Hello, this problem states to differentiate the expression with respect to q. I am not sure of the steps taken to get the final result.

This is an economics problem differentiating the variable cost function to get the marginal cost function.

Re: Need help differentiating an expression. Answer is given just unsure of the steps

So you want to differentiate:

$\displaystyle 6(\frac{q}{10k^{0.4}})^{1.67}$ with respect to q?

In which case, we have:

$\displaystyle 6\frac{q^{1.67}}{(10k^{0.4})^{1.67}}$

=$\displaystyle \frac{6q^{1.67}}{(10k^{0.4})^{1.67}}$

But the $\displaystyle \frac{6}{(10k^{0.4})^{1.67}}$(everything except the $\displaystyle q^{1.67}$) is just constant. It's a stable value, like 4 or 7 - it isn't a variable.

For the sake of simplicity, I'm going to let $\displaystyle \frac{6}{(10k^{0.4})^{1.67}}=c$

When we differentiate $\displaystyle 4x^n$ with respect to $\displaystyle x$, we get: $\displaystyle 4nx^{n-1}$.

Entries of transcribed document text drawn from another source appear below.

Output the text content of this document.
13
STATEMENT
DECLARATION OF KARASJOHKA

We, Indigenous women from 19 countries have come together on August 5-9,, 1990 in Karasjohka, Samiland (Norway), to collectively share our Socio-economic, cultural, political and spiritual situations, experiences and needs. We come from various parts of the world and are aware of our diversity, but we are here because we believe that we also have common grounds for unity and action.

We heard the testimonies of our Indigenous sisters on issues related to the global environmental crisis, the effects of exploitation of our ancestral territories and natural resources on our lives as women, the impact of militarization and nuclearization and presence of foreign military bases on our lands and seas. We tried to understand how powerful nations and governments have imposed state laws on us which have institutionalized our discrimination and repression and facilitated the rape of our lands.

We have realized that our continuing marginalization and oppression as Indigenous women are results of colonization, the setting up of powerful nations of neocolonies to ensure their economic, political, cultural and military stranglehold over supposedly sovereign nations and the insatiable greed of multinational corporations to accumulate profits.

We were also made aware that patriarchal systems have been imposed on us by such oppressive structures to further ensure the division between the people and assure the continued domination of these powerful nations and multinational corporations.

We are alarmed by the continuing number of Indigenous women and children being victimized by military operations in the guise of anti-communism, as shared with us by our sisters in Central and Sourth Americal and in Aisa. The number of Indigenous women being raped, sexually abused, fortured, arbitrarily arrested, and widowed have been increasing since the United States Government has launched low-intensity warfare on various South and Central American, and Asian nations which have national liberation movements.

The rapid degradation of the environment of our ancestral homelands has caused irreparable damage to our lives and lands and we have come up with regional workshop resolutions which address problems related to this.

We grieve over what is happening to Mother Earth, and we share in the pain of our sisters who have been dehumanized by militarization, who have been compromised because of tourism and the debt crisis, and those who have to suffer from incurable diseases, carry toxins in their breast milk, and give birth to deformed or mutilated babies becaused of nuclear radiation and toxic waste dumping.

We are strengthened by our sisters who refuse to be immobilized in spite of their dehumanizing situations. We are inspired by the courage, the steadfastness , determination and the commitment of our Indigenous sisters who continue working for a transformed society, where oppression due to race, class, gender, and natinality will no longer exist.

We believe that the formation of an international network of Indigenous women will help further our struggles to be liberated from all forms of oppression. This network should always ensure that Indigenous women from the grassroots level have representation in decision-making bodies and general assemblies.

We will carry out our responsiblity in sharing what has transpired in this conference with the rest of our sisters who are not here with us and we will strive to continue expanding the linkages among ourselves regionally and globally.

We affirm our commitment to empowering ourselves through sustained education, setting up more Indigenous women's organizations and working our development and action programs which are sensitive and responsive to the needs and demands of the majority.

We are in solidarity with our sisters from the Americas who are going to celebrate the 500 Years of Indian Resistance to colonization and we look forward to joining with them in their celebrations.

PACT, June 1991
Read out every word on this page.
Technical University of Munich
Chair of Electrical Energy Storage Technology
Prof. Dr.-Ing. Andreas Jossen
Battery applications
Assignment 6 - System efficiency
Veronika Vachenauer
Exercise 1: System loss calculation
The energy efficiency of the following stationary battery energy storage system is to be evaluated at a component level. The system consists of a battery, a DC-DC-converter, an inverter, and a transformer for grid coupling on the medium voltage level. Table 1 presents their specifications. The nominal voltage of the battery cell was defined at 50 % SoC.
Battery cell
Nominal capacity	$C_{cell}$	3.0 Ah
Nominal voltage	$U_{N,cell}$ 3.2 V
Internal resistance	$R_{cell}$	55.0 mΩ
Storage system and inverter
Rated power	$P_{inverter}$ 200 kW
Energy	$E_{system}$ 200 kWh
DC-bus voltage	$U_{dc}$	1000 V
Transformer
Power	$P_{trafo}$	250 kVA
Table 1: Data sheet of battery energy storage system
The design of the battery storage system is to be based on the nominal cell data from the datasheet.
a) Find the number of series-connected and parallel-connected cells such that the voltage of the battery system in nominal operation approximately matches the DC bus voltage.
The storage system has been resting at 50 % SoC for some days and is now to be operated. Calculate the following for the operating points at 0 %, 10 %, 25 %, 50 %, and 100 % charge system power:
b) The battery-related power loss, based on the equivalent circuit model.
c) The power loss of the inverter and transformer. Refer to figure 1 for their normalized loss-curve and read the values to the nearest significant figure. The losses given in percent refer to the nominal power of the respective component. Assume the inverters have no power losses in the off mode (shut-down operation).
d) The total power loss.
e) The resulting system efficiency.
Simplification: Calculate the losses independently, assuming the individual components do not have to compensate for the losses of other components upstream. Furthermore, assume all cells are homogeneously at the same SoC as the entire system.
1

When we differentiate $\displaystyle ax^n$ with respect to $\displaystyle x$, we get: $\displaystyle anx^{n-1}$

We have: $\displaystyle c\times~q^{1.67}$

So, differentiating, we get: $\displaystyle 1.67c\times~q^{0.67}$

Then, slipping c back in as $\displaystyle \frac{6}{(10k^{0.4})^{1.67}}$, we have:

$\displaystyle \frac{1.67\times~6\times~q^{0.67}}{(10k^{0.4})^{1. 67}}$

and $\displaystyle 1.67\times~6=10.02$ which is where that number arises.